Damit schließt Matthäus sein Evangelium ab.

Gehen wir einen Schritt zurück. Was ist vorher passiert? Jesus ist mit seinen Jüngern unterwegs gewesen, hat viel erlebt, mit unzähligen Menschen gesprochen, sie ermutigt und geheilt, hat Gemeinschaft gefeiert und Liebe gelebt. Dann sein grausamer Tod. Verwirrung, Verzweiflung und Ohnmacht sind Gefühle, die bei denen vorherrschten, die sich Jesus angeschlossen hatten. Mit der Auferstehung wird die Orientierung nicht einfacher. Denn damals wie heute ist die Auferstehung etwas, was wir mit dem Verstand nicht fassen können, in das viele aber doch große Hoffnung setzen. Der Tod ist nicht das Ende. Jesus lebt – und wir mit ihm! Das ist das Fundament des Evangeliums, die gute Nachricht, die alle Menschen erreichen soll.

Dabei ist es nicht so, dass die Jünger Jesu vollkommen gefestigt in die Welt hinausgezogen wären und davon berichtet hätten. Der Text erzählt, dass einige voller Zweifel waren, als sie auf den Gottesberg zogen.

Das kommt mir doch bekannt vor.
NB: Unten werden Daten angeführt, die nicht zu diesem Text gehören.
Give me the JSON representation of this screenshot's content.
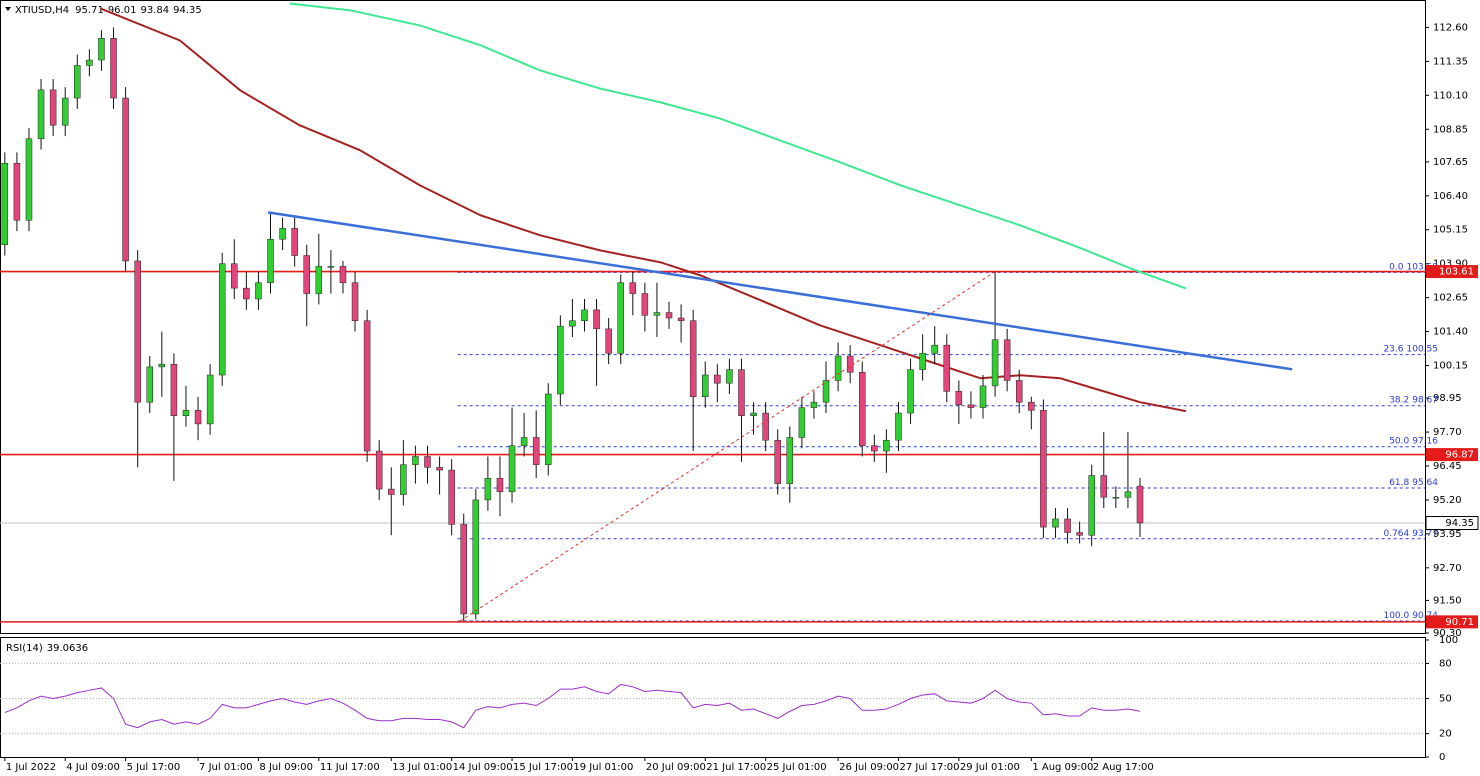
{
  "chart_data": [
    {
      "type": "candlestick",
      "title": "XTIUSD,H4",
      "categories": [
        "1 Jul 2022",
        null,
        null,
        null,
        null,
        "4 Jul 09:00",
        null,
        null,
        null,
        null,
        "5 Jul 17:00",
        null,
        null,
        null,
        null,
        null,
        "7 Jul 01:00",
        null,
        null,
        null,
        null,
        "8 Jul 09:00",
        null,
        null,
        null,
        null,
        "11 Jul 17:00",
        null,
        null,
        null,
        null,
        null,
        "13 Jul 01:00",
        null,
        null,
        null,
        null,
        "14 Jul 09:00",
        null,
        null,
        null,
        null,
        "15 Jul 17:00",
        null,
        null,
        null,
        null,
        "19 Jul 01:00",
        null,
        null,
        null,
        null,
        null,
        "20 Jul 09:00",
        null,
        null,
        null,
        null,
        "21 Jul 17:00",
        null,
        null,
        null,
        null,
        "25 Jul 01:00",
        null,
        null,
        null,
        null,
        null,
        "26 Jul 09:00",
        null,
        null,
        null,
        null,
        "27 Jul 17:00",
        null,
        null,
        null,
        null,
        "29 Jul 01:00",
        null,
        null,
        null,
        null,
        null,
        "1 Aug 09:00",
        null,
        null,
        null,
        null,
        "2 Aug 17:00",
        null,
        null,
        null,
        null
      ],
      "open": [
        104.6,
        107.6,
        105.5,
        108.5,
        110.3,
        109.0,
        110.0,
        111.2,
        111.4,
        112.2,
        110.0,
        104.0,
        98.8,
        100.1,
        100.2,
        98.3,
        98.5,
        98.0,
        99.8,
        103.9,
        103.0,
        102.6,
        103.2,
        104.8,
        105.2,
        104.2,
        102.8,
        103.8,
        103.8,
        103.2,
        101.8,
        97.0,
        95.6,
        95.4,
        96.5,
        96.8,
        96.4,
        96.3,
        94.3,
        91.0,
        95.2,
        96.0,
        95.5,
        97.2,
        97.5,
        96.5,
        99.1,
        101.6,
        101.8,
        102.2,
        101.5,
        100.6,
        103.2,
        102.8,
        102.0,
        102.1,
        101.9,
        101.8,
        99.0,
        99.8,
        99.5,
        100.0,
        98.3,
        98.4,
        97.4,
        95.8,
        97.5,
        98.6,
        98.8,
        99.6,
        100.5,
        99.9,
        97.2,
        97.0,
        97.4,
        98.4,
        100.0,
        100.6,
        100.9,
        99.2,
        98.7,
        98.6,
        99.4,
        101.1,
        99.6,
        98.8,
        98.5,
        94.2,
        94.5,
        94.0,
        93.9,
        96.1,
        95.3,
        95.3,
        95.71
      ],
      "high": [
        108.0,
        108.0,
        108.9,
        110.7,
        110.7,
        110.4,
        111.6,
        111.8,
        112.5,
        112.6,
        110.4,
        104.4,
        100.5,
        101.4,
        100.6,
        99.4,
        99.0,
        100.2,
        104.3,
        104.8,
        103.6,
        103.6,
        105.8,
        105.6,
        105.6,
        104.6,
        105.0,
        104.4,
        104.0,
        103.6,
        102.2,
        97.4,
        96.4,
        97.4,
        97.2,
        97.2,
        96.8,
        96.7,
        94.7,
        95.6,
        96.8,
        96.8,
        98.6,
        98.4,
        98.5,
        99.5,
        102.0,
        102.6,
        102.6,
        102.6,
        101.9,
        103.5,
        103.6,
        103.2,
        103.2,
        102.5,
        102.4,
        102.2,
        100.3,
        100.2,
        100.4,
        100.4,
        98.8,
        98.8,
        97.8,
        97.9,
        99.0,
        99.2,
        100.3,
        101.0,
        100.9,
        100.3,
        97.6,
        97.8,
        98.8,
        100.4,
        101.3,
        101.6,
        101.3,
        99.6,
        99.2,
        99.8,
        103.58,
        101.5,
        100.0,
        99.0,
        98.9,
        94.9,
        94.9,
        94.4,
        96.5,
        97.7,
        95.7,
        97.7,
        96.01
      ],
      "low": [
        104.2,
        105.1,
        105.1,
        108.1,
        108.6,
        108.6,
        109.6,
        110.8,
        111.0,
        109.6,
        103.6,
        96.4,
        98.4,
        99.0,
        95.9,
        97.9,
        97.4,
        97.6,
        99.4,
        102.6,
        102.2,
        102.2,
        102.8,
        104.4,
        103.8,
        101.6,
        102.4,
        102.8,
        102.8,
        101.4,
        96.6,
        95.2,
        93.9,
        95.0,
        95.8,
        95.8,
        95.4,
        93.9,
        90.74,
        90.8,
        94.8,
        94.6,
        95.1,
        96.8,
        96.0,
        96.1,
        98.7,
        101.2,
        101.4,
        99.4,
        100.2,
        100.2,
        102.0,
        101.4,
        101.2,
        101.5,
        101.0,
        97.0,
        98.6,
        98.8,
        99.1,
        96.6,
        97.6,
        97.0,
        95.4,
        95.1,
        97.1,
        98.2,
        98.4,
        99.2,
        99.5,
        96.8,
        96.6,
        96.2,
        97.0,
        98.0,
        99.6,
        100.2,
        98.8,
        98.0,
        98.2,
        98.2,
        99.0,
        99.2,
        98.4,
        97.8,
        93.8,
        93.8,
        93.6,
        93.6,
        93.5,
        94.9,
        94.9,
        94.9,
        93.84
      ],
      "close": [
        107.6,
        105.5,
        108.5,
        110.3,
        109.0,
        110.0,
        111.2,
        111.4,
        112.2,
        110.0,
        104.0,
        98.8,
        100.1,
        100.2,
        98.3,
        98.5,
        98.0,
        99.8,
        103.9,
        103.0,
        102.6,
        103.2,
        104.8,
        105.2,
        104.2,
        102.8,
        103.8,
        103.8,
        103.2,
        101.8,
        97.0,
        95.6,
        95.4,
        96.5,
        96.8,
        96.4,
        96.3,
        94.3,
        91.0,
        95.2,
        96.0,
        95.5,
        97.2,
        97.5,
        96.5,
        99.1,
        101.6,
        101.8,
        102.2,
        101.5,
        100.6,
        103.2,
        102.8,
        102.0,
        102.1,
        101.9,
        101.8,
        99.0,
        99.8,
        99.5,
        100.0,
        98.3,
        98.4,
        97.4,
        95.8,
        97.5,
        98.6,
        98.8,
        99.6,
        100.5,
        99.9,
        97.2,
        97.0,
        97.4,
        98.4,
        100.0,
        100.6,
        100.9,
        99.2,
        98.7,
        98.6,
        99.4,
        101.1,
        99.6,
        98.8,
        98.5,
        94.2,
        94.5,
        94.0,
        93.9,
        96.1,
        95.3,
        95.3,
        95.5,
        94.35
      ],
      "up_color": "#32cd32",
      "down_color": "#e0457b",
      "xlim": [
        -0.4,
        117.6
      ],
      "ylim": [
        90.3,
        113.5
      ],
      "yticks": [
        {
          "value": 112.6,
          "label": "112.60"
        },
        {
          "value": 111.35,
          "label": "111.35"
        },
        {
          "value": 110.1,
          "label": "110.10"
        },
        {
          "value": 108.85,
          "label": "108.85"
        },
        {
          "value": 107.65,
          "label": "107.65"
        },
        {
          "value": 106.4,
          "label": "106.40"
        },
        {
          "value": 105.15,
          "label": "105.15"
        },
        {
          "value": 103.9,
          "label": "103.90"
        },
        {
          "value": 102.65,
          "label": "102.65"
        },
        {
          "value": 101.4,
          "label": "101.40"
        },
        {
          "value": 100.15,
          "label": "100.15"
        },
        {
          "value": 98.95,
          "label": "98.95"
        },
        {
          "value": 97.7,
          "label": "97.70"
        },
        {
          "value": 96.45,
          "label": "96.45"
        },
        {
          "value": 95.2,
          "label": "95.20"
        },
        {
          "value": 93.95,
          "label": "93.95"
        },
        {
          "value": 92.7,
          "label": "92.70"
        },
        {
          "value": 91.5,
          "label": "91.50"
        },
        {
          "value": 90.3,
          "label": "90.30"
        }
      ],
      "moving_averages": [
        {
          "color": "#a52222",
          "x": [
            7.9,
            14.5,
            19.5,
            24.4,
            29.4,
            34.4,
            39.4,
            44.3,
            49.3,
            54.3,
            57.6,
            62.6,
            67.5,
            72.5,
            77.5,
            80.8,
            84.1,
            87.4,
            90.7,
            94.0,
            97.8
          ],
          "values": [
            113.3,
            112.12,
            110.28,
            109.0,
            108.08,
            106.78,
            105.68,
            104.95,
            104.39,
            103.95,
            103.47,
            102.55,
            101.63,
            100.9,
            100.16,
            99.68,
            99.79,
            99.68,
            99.24,
            98.8,
            98.47
          ]
        },
        {
          "color": "#3ee890",
          "x": [
            23.6,
            28.6,
            34.4,
            39.4,
            44.3,
            49.3,
            54.3,
            59.2,
            64.2,
            69.2,
            74.2,
            79.1,
            84.1,
            89.1,
            93.2,
            97.8
          ],
          "values": [
            113.48,
            113.23,
            112.67,
            111.94,
            111.02,
            110.35,
            109.84,
            109.25,
            108.44,
            107.63,
            106.78,
            106.05,
            105.31,
            104.47,
            103.73,
            102.99
          ]
        }
      ],
      "trendlines": [
        {
          "color": "#3b6fd8",
          "width": 2.5,
          "dashed": false,
          "x": [
            21.8,
            106.6
          ],
          "values": [
            105.79,
            100.01
          ]
        },
        {
          "color": "#e0302b",
          "width": 1,
          "dashed": true,
          "x": [
            37.7,
            81.9
          ],
          "values": [
            90.74,
            103.58
          ]
        }
      ],
      "levels": [
        103.61,
        96.87,
        90.71
      ],
      "level_color": "#e31b1b",
      "fibonacci": {
        "color": "#2b3bd6",
        "x_start": 37.5,
        "levels": [
          {
            "label": "0.0",
            "value": 103.58
          },
          {
            "label": "23.6",
            "value": 100.55
          },
          {
            "label": "38.2",
            "value": 98.67
          },
          {
            "label": "50.0",
            "value": 97.16
          },
          {
            "label": "61.8",
            "value": 95.64
          },
          {
            "label": "0.764",
            "value": 93.77
          },
          {
            "label": "100.0",
            "value": 90.74
          }
        ]
      }
    },
    {
      "type": "line",
      "title": "RSI(14)",
      "color": "#9b30c8",
      "values": [
        38,
        42,
        48,
        52,
        50,
        52,
        55,
        57,
        59,
        50,
        28,
        25,
        30,
        32,
        28,
        30,
        28,
        33,
        45,
        42,
        42,
        45,
        48,
        50,
        47,
        45,
        48,
        50,
        46,
        40,
        33,
        31,
        31,
        33,
        33,
        32,
        32,
        30,
        25,
        40,
        43,
        42,
        45,
        46,
        44,
        50,
        58,
        58,
        60,
        56,
        54,
        62,
        60,
        56,
        57,
        56,
        55,
        42,
        45,
        44,
        46,
        40,
        41,
        37,
        33,
        39,
        44,
        45,
        48,
        52,
        50,
        40,
        40,
        41,
        45,
        50,
        53,
        54,
        48,
        47,
        46,
        50,
        57,
        50,
        47,
        46,
        36,
        37,
        35,
        35,
        42,
        40,
        40,
        41,
        39.0636
      ],
      "ylim": [
        0,
        100
      ],
      "yticks": [
        100,
        80,
        50,
        20,
        0
      ]
    }
  ]
}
Wir ziehen zwar sonntags nicht zum Gottesberg nach Galiläa, aber in den Gottesdienst. Wir, die wir heute hier sitzen, haben alle unsere Anfragen und Zweifel, unsere Überzeugungen und Erfahrungen. Der Glaube ist kein statischer Zustand, sondern in ständiger Veränderung. Alles, was wir erleben dürfen oder durchleben müssen, prägt unser Vertrauen, unsere Lebenseinstellung. Unser Glaube wird gefestigt durch die Begegnung mit bestimmten Menschen, durch Worte, die uns ins Herz treffen. Manchmal wird er auch erschüttert durch Erfahrungen, die wir nicht einordnen können und die uns zu schaffen machen. So ist der Glaube immer in Bewegung.

In dieser Situation begegnet den Jüngern – und seine Worte gelten genauso auch für uns – Jesus. Er sagt: Mir ist alle Macht im Himmel und auf der Erde gegeben.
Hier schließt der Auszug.